Emily Bazelon, a staff writer for the New York Times Magazine, declared her opposition to Brett Kavanaugh’s Supreme Court nomination in July, months before reporting that the nominee threw ice in a man’s face during an altercation at a bar during his time as a Yale undergraduate.

“The incident, which occurred in September 1985 during Mr. Kavanaugh’s junior year, resulted in Mr. Kavanaugh and four other men being questioned by the New Haven Police Department,” read the Monday report, which Bazelon co-authored.“Mr. Kavanaugh was not arrested, but the police report stated that a 21-year-old man accused Mr. Kavanaugh of throwing ice on him ‘for some unknown reason.’”

Bazelon, a graduate of Yale Law School, distanced herself from the school’s endorsement of Kavanaugh just days after his nomination was announced.

https://twitter.com/emilybazelon/status/1016526195826024448

The altercation reportedly occurred after Kavanaugh and his friends mistook a fellow bar patron for the lead singer of a band they had just seen in concert. When the man angrily told the undergraduates to stop looking at him, Kavanaugh responded by throwing his drink in the man’s face. Kavanaugh’s friend, Chris Dudley, hit the man in the face with a glass, causing him to bleed from the ear.

Chad Ludington, a former Yale classmate of Kavanaugh’s, first described the incident in a statement released Sunday, which accused Kavanaugh of misleading lawmakers about his drinking.

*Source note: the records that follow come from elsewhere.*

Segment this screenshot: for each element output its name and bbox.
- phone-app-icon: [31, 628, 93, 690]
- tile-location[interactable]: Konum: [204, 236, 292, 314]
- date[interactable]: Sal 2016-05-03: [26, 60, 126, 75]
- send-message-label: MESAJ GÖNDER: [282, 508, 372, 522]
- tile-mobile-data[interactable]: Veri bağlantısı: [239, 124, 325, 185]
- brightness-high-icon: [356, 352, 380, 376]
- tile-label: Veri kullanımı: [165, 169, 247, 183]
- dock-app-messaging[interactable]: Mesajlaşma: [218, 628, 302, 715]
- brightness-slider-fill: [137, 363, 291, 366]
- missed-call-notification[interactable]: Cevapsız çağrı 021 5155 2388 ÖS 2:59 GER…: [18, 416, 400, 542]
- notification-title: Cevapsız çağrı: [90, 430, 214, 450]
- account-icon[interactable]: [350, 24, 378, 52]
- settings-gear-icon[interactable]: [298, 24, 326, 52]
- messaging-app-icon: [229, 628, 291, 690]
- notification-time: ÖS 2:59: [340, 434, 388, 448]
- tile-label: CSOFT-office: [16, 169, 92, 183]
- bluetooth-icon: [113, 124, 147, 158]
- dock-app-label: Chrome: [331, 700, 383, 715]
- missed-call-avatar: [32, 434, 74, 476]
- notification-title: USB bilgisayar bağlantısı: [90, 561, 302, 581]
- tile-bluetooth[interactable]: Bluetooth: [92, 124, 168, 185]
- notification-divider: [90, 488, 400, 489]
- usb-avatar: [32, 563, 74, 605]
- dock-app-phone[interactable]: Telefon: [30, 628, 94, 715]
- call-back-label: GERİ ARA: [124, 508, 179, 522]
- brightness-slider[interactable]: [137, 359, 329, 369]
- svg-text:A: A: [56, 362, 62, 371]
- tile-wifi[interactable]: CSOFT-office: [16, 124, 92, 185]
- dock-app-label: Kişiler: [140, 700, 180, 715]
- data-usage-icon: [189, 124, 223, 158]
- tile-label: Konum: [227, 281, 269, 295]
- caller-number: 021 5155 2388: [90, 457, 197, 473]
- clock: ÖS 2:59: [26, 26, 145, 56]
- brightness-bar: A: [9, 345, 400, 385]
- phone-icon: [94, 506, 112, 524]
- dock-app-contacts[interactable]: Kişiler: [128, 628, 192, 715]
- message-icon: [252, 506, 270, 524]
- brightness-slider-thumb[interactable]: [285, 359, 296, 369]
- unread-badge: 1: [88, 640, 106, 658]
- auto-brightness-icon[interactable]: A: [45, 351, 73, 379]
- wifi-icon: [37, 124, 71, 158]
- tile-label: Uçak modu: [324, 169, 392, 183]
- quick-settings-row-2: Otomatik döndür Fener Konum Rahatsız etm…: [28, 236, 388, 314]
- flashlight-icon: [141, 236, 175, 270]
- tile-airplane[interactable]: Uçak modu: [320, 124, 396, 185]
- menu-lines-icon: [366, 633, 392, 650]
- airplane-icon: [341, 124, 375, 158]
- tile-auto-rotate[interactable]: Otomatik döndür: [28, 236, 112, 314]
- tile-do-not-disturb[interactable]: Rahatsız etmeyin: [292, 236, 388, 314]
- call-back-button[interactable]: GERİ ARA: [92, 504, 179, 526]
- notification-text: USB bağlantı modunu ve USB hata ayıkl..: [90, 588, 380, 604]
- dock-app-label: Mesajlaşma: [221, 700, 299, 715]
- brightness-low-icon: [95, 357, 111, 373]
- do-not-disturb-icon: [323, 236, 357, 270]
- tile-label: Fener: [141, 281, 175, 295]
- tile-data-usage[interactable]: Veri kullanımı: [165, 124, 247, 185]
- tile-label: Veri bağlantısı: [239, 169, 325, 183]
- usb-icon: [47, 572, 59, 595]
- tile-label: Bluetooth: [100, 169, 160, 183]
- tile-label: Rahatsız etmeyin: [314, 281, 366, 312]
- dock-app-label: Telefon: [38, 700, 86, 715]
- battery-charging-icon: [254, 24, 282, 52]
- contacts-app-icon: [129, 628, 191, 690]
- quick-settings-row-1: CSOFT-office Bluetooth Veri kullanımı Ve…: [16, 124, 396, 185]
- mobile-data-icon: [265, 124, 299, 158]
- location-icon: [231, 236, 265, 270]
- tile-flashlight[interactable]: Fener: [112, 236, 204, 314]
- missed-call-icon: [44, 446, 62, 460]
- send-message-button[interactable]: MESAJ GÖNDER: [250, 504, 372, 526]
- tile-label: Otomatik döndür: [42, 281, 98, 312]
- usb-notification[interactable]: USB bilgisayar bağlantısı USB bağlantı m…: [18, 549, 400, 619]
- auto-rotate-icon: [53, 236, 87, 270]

“On one of the last occasions I purposely socialized with Brett, I witnessed him respond to a semi-hostile remark, not by defusing the situation, but by throwing his beer in the man’s face,” Ludington said.

Update 1:32p.m.: The New York Times released a statement Tuesday afternoon conceding that they should have assigned a newsroom reporter to the story.